The errors identified in the Wikipedia articles selected for last month's review published in Nature have all been addressed. The final corrections needed were made last week, according to Violetriga, one of the participants in a project responding to the study.
The original report, published 14 December 2005 (see archived story), covered 42 articles on scientific topics, comparing the number of mistakes in both Wikipedia and Encyclopædia Britannica. 42 days later on 25 January, the effort on Wikipedia's part to address these errors was declared complete. Only 38 articles actually required changes, however, since Nature reviewers identified no errors in four of them.
Although Nature published the results of the study on 14 December, a detailed report of what errors were found was not initially available. More than a week later, supplementary information (PDF file) explaining the review process in greater detail and indicating the errors identified was posted on the journal's blog.
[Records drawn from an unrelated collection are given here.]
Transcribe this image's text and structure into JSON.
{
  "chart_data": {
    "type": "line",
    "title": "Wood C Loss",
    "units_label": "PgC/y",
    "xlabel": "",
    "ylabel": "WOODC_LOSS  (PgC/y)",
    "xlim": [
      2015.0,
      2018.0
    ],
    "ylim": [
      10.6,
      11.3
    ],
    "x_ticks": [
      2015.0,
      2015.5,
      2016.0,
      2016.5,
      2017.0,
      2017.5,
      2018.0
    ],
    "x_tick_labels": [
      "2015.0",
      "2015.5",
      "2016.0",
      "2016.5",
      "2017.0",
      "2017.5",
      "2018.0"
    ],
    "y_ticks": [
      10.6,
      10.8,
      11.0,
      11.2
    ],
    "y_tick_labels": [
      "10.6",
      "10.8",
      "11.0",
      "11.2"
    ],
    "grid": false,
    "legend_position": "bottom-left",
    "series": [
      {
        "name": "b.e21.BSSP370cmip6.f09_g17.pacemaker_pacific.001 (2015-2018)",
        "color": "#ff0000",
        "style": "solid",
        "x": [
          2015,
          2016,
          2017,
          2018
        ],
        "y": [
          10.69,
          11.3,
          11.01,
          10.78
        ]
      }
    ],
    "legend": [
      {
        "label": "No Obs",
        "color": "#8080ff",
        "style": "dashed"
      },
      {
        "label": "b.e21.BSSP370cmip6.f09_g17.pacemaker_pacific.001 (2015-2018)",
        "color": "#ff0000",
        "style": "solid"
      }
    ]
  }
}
By this time, work was already underway to address the criticisms, as the articles with problems were tagged with Template:NatureDispute and most began being edited fairly heavily. As a case in point, Cambrian explosion, one of the more flawed articles at 11 errors, had already been the subject of a significant rewrite by Dragons flight. Based on a table used to keep track of progress at correcting the articles, at least 15 mistakes were already fixed before Nature was able to release information about the nature of the errors.
In some cases, the issues were partly traceable to difficulties with the information available. For example Dmitri Mendeleev, the article in which the most errors were found (19), had problems with the number of siblings in Mendeleev's family. He was apparently the last of 13 surviving children, or the last of 17 total. Britannica stated 17 without qualification; Wikipedia said 14 at the time, and some other reference sources give this or some other number. The New York Times reported that a book written by reviewer Michael Gordin actually contained the same number that he identified in Wikipedia as being incorrect. His response: "I believe that is a typographical error in my book."
As the two articles with the most errors, Cambrian explosion and Dmitri Mendeleev were also the last to be checked off. And, as is always the case on Wikipedia, work on any of these articles cannot exactly be considered "finished". As to Mendeleev, to cite one instance, Gordin's review called for more information about "his role as an economic thinker, his work on the theory and practice of protectionist trade, his work on agriculture, etc." The fact that Mendeleev worked in these fields is now mentioned, but without much explanation other than a laudatory quote from a Russian historian of science, so more could certainly be added.